The term “climate change denier” implies that those who challenge the precepts of the climate change movement are doing so out of malice, ignorance or partaking in some kind of revisionist conspiracy against established facts.
It also implies that those who question the orthodoxy of the climate change movement are not concerned about the environment or indeed the threats posited by a change in climate.
Those who care about the environment or share in the anxiety of global warming can still challenge the conventional thinking on the matter.
For Payette to discourage debate or to ridicule those with a dissenting position or an enquiring mind, sets a tone that is a poor exemplar for a scientist.

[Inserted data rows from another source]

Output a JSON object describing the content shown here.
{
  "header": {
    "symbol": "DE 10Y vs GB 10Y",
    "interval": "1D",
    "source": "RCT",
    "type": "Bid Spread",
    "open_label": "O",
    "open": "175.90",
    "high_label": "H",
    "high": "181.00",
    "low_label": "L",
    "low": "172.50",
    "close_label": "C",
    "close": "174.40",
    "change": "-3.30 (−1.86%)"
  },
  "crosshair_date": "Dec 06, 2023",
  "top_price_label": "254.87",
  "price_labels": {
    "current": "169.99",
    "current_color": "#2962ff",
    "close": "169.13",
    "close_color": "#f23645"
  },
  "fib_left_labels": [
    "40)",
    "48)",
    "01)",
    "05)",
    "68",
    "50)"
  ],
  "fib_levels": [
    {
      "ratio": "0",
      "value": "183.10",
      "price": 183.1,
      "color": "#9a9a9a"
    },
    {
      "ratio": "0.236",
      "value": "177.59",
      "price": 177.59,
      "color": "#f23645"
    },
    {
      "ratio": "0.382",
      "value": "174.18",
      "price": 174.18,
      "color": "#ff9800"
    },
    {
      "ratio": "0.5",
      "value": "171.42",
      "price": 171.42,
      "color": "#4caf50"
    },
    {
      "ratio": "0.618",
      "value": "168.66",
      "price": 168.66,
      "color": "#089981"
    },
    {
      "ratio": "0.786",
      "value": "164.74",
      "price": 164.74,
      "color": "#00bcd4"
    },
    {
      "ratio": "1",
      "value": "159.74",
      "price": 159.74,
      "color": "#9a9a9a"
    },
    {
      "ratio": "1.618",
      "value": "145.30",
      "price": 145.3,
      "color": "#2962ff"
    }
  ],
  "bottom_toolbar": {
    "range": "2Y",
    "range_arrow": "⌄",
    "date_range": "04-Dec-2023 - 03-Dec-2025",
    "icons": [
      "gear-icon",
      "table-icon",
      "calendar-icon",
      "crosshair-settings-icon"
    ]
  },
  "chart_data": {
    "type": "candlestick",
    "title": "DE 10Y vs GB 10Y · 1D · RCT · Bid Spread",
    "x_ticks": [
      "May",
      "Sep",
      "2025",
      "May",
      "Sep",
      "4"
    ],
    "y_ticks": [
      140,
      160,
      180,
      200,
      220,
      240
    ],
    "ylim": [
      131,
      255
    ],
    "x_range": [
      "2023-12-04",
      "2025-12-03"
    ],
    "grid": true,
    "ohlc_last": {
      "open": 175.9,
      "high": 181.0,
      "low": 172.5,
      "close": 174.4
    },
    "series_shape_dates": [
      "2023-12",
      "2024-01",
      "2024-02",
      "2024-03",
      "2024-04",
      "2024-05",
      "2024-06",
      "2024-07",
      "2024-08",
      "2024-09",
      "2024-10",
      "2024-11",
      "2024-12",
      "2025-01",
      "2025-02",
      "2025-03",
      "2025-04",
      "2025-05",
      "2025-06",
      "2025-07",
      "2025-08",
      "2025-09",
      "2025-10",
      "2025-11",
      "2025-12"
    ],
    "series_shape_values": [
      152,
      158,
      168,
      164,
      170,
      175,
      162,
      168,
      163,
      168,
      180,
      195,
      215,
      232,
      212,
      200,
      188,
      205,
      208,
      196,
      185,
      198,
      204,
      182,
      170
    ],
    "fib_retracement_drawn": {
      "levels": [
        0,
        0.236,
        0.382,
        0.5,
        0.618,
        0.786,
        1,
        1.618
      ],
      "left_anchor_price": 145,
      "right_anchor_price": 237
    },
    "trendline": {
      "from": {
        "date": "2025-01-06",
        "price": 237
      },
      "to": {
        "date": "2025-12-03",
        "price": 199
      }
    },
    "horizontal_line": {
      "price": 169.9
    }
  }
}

Julie Payette does science a disservice by placing it in opposition to faith as if science and faith are mutually exclusive.
To quote Isaac Newton: “The most beautiful system of the sun, planets and comets, could only proceed from the counsel and dominion of an intelligent and powerful Being.”
Or Albert Einstein: “Science without religion is lame, religion without science is blind.”
Obviously, Julie Payette lacks that kind of grace and symmetry of mind.
Instead, she confuses being the Queen’s proxy to being a monarch herself, while also committing the cardinal sin of all scientists by mixing advocacy with science.
“Can you believe” that in Canada, Julie Payette represents Queen Elizabeth, who “oh my goodness,” is the Supreme Head of the Church of England.
For most honest atheists who have the courage of their convictions that dichotomy would be impossible to reconcile and would prevent them from accepting in good conscience the ceremonial role as the Queen’s representative.
Apparently, while Julie Payette does will not countenance religion or believe in God, she does, however, believe in pomp and pageantry no matter how unscientific and extraneous it happens to be.